Simultaneously, innovations in reagents and biomaterials are contributing to both cost reduction and improved therapeutic outcomes. These advances include more efficient reprogramming agents, optimized media formulations that promote faster cell growth while minimizing undesired differentiation, and robust culture substrates. Taken together, the shift toward allogeneic, hiPSC-derived NK therapies supported by advances in automation, optimized media formulations, and innovative biomaterials, represents a critical step toward scalable, cost-effective, and globally accessible cell-based treatments.
Concluding remarks
Allogeneic hiPSC-derived NK cell-based therapies have emerged as a promising "off-the-shelf" immunotherapy for patients with advanced cancers, offering a favorable safety profile and potential clinical benefit. To date, available clinical data confirm their safety and provide preliminary evidence of efficacy in hematologic malignancies; however, definitive benefit remains to be demonstrated in Phase II trials, and first-in-human studies in solid tumors are only now being initiated. hiPSC-derived NK cell therapy has the potential to provide solutions to cost, accessibility, and quality issues of autologous adoptive cell therapy.

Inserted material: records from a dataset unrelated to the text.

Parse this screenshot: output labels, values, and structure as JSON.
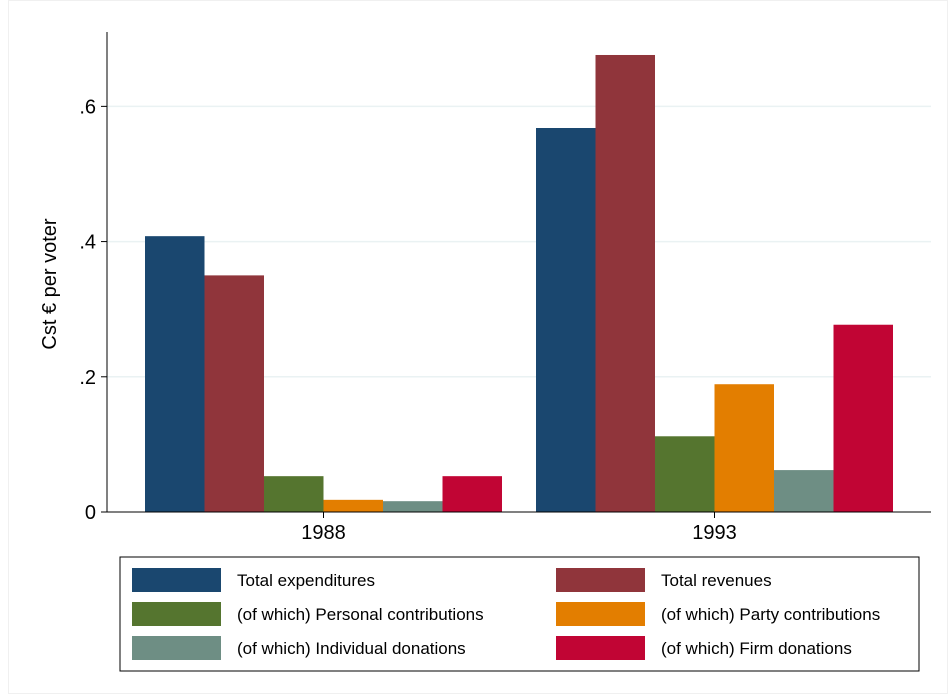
{
  "chart_data": {
    "type": "bar",
    "title": "",
    "xlabel": "",
    "ylabel": "Cst € per voter",
    "ylim": [
      0,
      0.71
    ],
    "yticks": [
      {
        "value": 0,
        "label": "0"
      },
      {
        "value": 0.2,
        "label": ".2"
      },
      {
        "value": 0.4,
        "label": ".4"
      },
      {
        "value": 0.6,
        "label": ".6"
      }
    ],
    "grid": true,
    "legend_position": "bottom",
    "categories": [
      "1988",
      "1993"
    ],
    "series": [
      {
        "name": "Total expenditures",
        "color": "#1a476f",
        "values": [
          0.408,
          0.568
        ]
      },
      {
        "name": "Total revenues",
        "color": "#90353b",
        "values": [
          0.35,
          0.676
        ]
      },
      {
        "name": "(of which) Personal contributions",
        "color": "#55752f",
        "values": [
          0.053,
          0.112
        ]
      },
      {
        "name": "(of which) Party contributions",
        "color": "#e37e00",
        "values": [
          0.018,
          0.189
        ]
      },
      {
        "name": "(of which) Individual donations",
        "color": "#6e8e84",
        "values": [
          0.016,
          0.062
        ]
      },
      {
        "name": "(of which) Firm donations",
        "color": "#c10534",
        "values": [
          0.053,
          0.277
        ]
      }
    ]
  }
}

The hiPSC platform, in combination with advances in genome editing technologies, can accommodate a series of novel genetic engineering approaches aimed at tailoring hiPSC-NK cells to specific tumor microenvironments and optimize their persistence and overall anti-tumor efficacy. This field is rapidly evolving, with significant investment from biotechnology companies that recognize the potential of hiPSCs as a scalable source of NK cells that can be propagated and differentiated in vitro in large quantities. As this field progresses, the path to clinical application and regulatory approval requires addressing challenges related to product safety and quality assurance, the harmonization and standardization of regulatory guidelines, and the refinement of scalable and automated manufacturing processes. Continued investment will be essential to overcome current barriers and unlock the full therapeutic potential of hiPSC-NK cell therapy across diverse clinical applications.